Hi,
On Mon, May 25, 2026 at 07:04:51PM +0000, Robert J. Sanderson wrote:
> i386 Support: Since Debian 13 has effectively killed i386 support for
> native installs, how am I expected to maintain my production uptime
> without being forced to replace perfectly functional hardware with
> this "amd64" fad?
It's extremely hard for me to take this post seriously, but I will try.
All the Linux distributions, of which Debian was one of the last to do
so, did not drop 32-bit x86 support for a laugh, or as a conspiracy to
push newer hardware, or whatever. They did it because 32-bit x86 is
basically abandoned upstream (kernel and tool chain, like glibc and
gcc). It's not supportable software. Reported bugs don't get fixed. No
developers work on this. There have been security problems and lags in
fixing security issues on 32-bit x86.
Debian's decision to drop this kernel took years and was extensively
discussed. Ultimately they did it because they know bugs won't be
fixed.
To argue that this is perfectly functional is seriously at odds with
reality.
"It's the testing that worries me most. Pretty much no developers run
32-bit any more, and I'd be most worried about the odd interactions
that might be hw-specific. Some crazy EFI mapping setup or the similar
odd case that simply requires a particular configuration or setup.

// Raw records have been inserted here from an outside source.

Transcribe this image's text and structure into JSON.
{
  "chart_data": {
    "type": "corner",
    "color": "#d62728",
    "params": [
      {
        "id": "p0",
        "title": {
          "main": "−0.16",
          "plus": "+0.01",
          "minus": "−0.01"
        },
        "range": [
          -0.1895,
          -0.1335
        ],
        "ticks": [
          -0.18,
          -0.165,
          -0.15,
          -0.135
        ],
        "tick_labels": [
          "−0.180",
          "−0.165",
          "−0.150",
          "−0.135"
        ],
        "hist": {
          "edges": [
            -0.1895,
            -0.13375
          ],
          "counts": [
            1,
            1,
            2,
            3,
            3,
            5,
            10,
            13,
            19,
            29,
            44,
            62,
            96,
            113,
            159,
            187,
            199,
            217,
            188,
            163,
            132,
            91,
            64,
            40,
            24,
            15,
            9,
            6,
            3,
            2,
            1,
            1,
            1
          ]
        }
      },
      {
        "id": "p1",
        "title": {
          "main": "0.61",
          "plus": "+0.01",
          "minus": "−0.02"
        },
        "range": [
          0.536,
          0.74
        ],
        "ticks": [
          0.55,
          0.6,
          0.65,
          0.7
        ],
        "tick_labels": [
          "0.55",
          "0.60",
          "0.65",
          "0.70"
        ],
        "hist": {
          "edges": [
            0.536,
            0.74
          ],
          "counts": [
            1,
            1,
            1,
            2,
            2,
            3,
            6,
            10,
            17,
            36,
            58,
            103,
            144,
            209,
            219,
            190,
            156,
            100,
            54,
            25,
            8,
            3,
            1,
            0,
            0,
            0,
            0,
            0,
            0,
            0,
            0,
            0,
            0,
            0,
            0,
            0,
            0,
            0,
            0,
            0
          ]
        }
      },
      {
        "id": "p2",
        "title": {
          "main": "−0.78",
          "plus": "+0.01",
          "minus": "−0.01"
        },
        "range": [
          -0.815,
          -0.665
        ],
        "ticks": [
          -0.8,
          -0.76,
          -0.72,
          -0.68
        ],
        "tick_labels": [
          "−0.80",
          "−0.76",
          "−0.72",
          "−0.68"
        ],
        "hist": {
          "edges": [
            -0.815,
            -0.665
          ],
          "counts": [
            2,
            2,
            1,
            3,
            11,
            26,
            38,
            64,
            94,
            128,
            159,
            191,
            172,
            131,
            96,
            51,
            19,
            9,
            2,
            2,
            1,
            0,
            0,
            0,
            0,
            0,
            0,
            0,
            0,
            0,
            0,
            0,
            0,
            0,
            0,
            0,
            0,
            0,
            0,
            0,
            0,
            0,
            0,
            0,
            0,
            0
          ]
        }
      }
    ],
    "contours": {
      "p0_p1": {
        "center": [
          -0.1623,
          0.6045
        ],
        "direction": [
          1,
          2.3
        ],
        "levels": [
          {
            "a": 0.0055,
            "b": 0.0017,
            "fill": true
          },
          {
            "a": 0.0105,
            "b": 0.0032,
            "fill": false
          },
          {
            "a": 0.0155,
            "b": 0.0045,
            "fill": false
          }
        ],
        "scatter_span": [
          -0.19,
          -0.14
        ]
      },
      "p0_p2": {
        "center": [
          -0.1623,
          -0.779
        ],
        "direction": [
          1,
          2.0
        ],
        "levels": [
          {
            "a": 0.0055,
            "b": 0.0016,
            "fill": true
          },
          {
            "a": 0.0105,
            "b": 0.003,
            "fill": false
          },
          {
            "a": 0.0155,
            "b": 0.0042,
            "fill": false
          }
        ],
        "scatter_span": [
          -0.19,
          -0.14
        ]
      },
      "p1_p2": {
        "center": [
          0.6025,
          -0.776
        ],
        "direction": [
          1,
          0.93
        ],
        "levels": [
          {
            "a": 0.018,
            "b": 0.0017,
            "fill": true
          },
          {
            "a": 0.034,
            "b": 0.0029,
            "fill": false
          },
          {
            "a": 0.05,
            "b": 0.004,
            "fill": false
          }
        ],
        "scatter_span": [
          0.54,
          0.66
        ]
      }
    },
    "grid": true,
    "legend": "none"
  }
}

But I guess those issues will never be found until we just spring this
all on the unsuspecting public." - Linus Torvalds, *2018*
https://lkml.iu.edu/hypermail/linux/kernel/1807.1/03578.html
If you look back as far as 2022 there were serious concerns amongst the
Debian Release Team as to i386 suitability to be a release architecture,
citing lack of porters and lack of timely kernel security fixes:
https://web.archive.org/web/20220903061638/https://release.debian.org/testing/arch_qualify.html
The same page is only more green today because i386 has been demoted
to a legacy multiarch effort:
"Considering purpose of port only mild concern"
https://release.debian.org/testing/arch_qualify.html
What you should have been doing 15 years ago was installing a 64-bit
Linux and running legacy 32-bit apps on it through multiarch, which is
all that is left today in Debian, and that's more than what is in most.